Things are already starting to get a little bit more messy in the math. And then to get C, you actually don't need to do anything. Because you notice that the only difference between B and C here is replacing k2 with k1. So don't worry about doing any math. Just write down the answer. k2 A0, you interchange k1 and k2 at every step. One minus e to the minus k1 plus k2 times the time. The only difference is up here in the k2 term. And those are your equations for k1 and k2. And what you find, is the ratio of B to C is a constant. If I divide B by C, everything cancels out except for the k1 and the k2 here. Is equal to k1 over k2. And that is called the branching ratio.
The branching ratio, because there are two branches out of the reactions. And this gives you the ratio of which one is more likely to happen than the other one. And so if k1 is much bigger than k2, the rate is per unit time. The units of k1 are per second or per minute or per hour. So if this is big, if k1 is big, then mostly you're going from A to B, and only a little bit of C is formed. And the ratio of B and C is always constant. And so you can plot, then, you can plot the result. You can sketch out the result.
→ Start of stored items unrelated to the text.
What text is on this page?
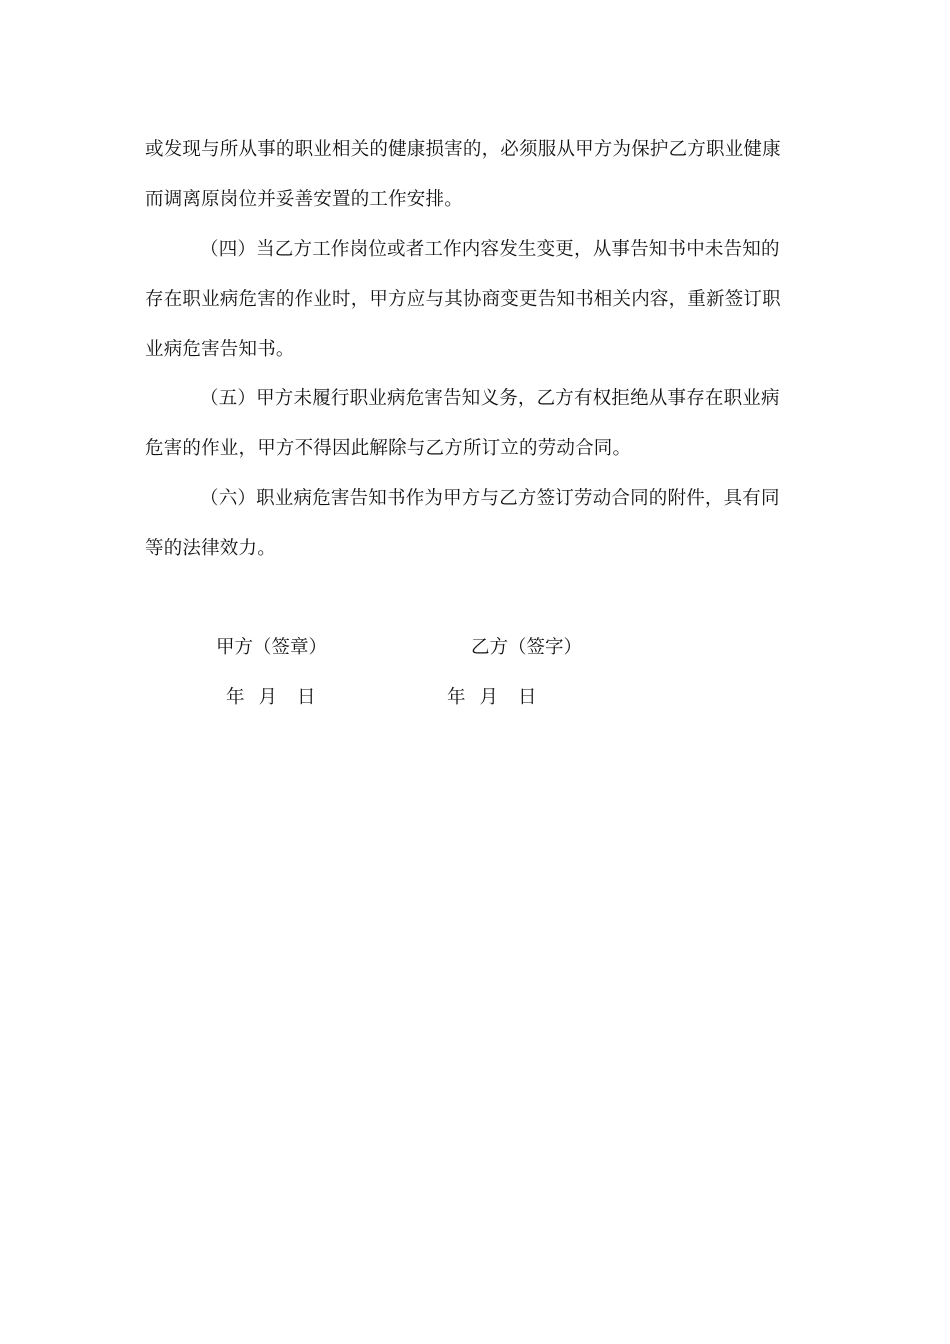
或发现与所从事的职业相关的健康损害的，必须服从甲方为保护乙方职业健康
而调离原岗位并妥善安置的工作安排。
（四）当乙方工作岗位或者工作内容发生变更，从事告知书中未告知的
存在职业病危害的作业时，甲方应与其协商变更告知书相关内容，重新签订职
业病危害告知书。
（五）甲方未履行职业病危害告知义务，乙方有权拒绝从事存在职业病
危害的作业，甲方不得因此解除与乙方所订立的劳动合同。
（六）职业病危害告知书作为甲方与乙方签订劳动合同的附件，具有同
等的法律效力。
甲方（签章）	乙方（签字）
年 月 日	年 月 日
So you know that A is going to come down exponentially. Time on this axis here, concentrations on this axis here. So this is A as a function of time. That's that equation up here, in exponential decay. And the quantity of A. And B and C are going to come up in time, also, with this exponential format here. B is going to saturate at this ratio right here, k1 A0 divided by k1 plus k2. C is going to saturate at this quantity here. So they're going to start both at zero. And B is eventually going to go to k1 A0 over k1, plus k2. And C, eventually, will go to k2 A0 over k1 plus k2. And this, and the ratio of these two lines at every point is k1 over k2.
So, a simple question, for instance, that you might be of the type that you might be asked to look at is, suppose that k1 is 1/10 of k2. Which would you expect? Would you expect to have, let's see. So C is in green here. C, B. Or do you expect, so A comes down. B comes up. C comes up like this, or do you expect the last choice, I'm going to put the last choice here, so this is, let's call this choice number one. Choice number two. Choice number three. So k1, the rate k1 is 1/10 of the rate k2. That tells you something about the branching ratio. So do you expect this one here to be the right one? How many people think this is the right one? What about this one here? How many people think this is the right one? One person. What about this one here? So the branching ratio is the ratio of the two. It's 1/10. So this is approximately, in my sketch, poor sketch, granted, but this is approximately 10 times bigger than this. So that's the ratio that you'd expect. And it's the right, here k1 is the rate into B. It's slower than the rate into C. So, you got it right. So for more complicated, we have a more complicated process, we're going to ask you the same sort of stuff. And it won't be as straightforward.
Any questions on this beginning here? Next time we're going to finish with the parallel first and second order processes. And hopefully we'll get done with the complex reactions and mechanisms and move on to, I forgot what's next on the list. But some explosions or chain reactions.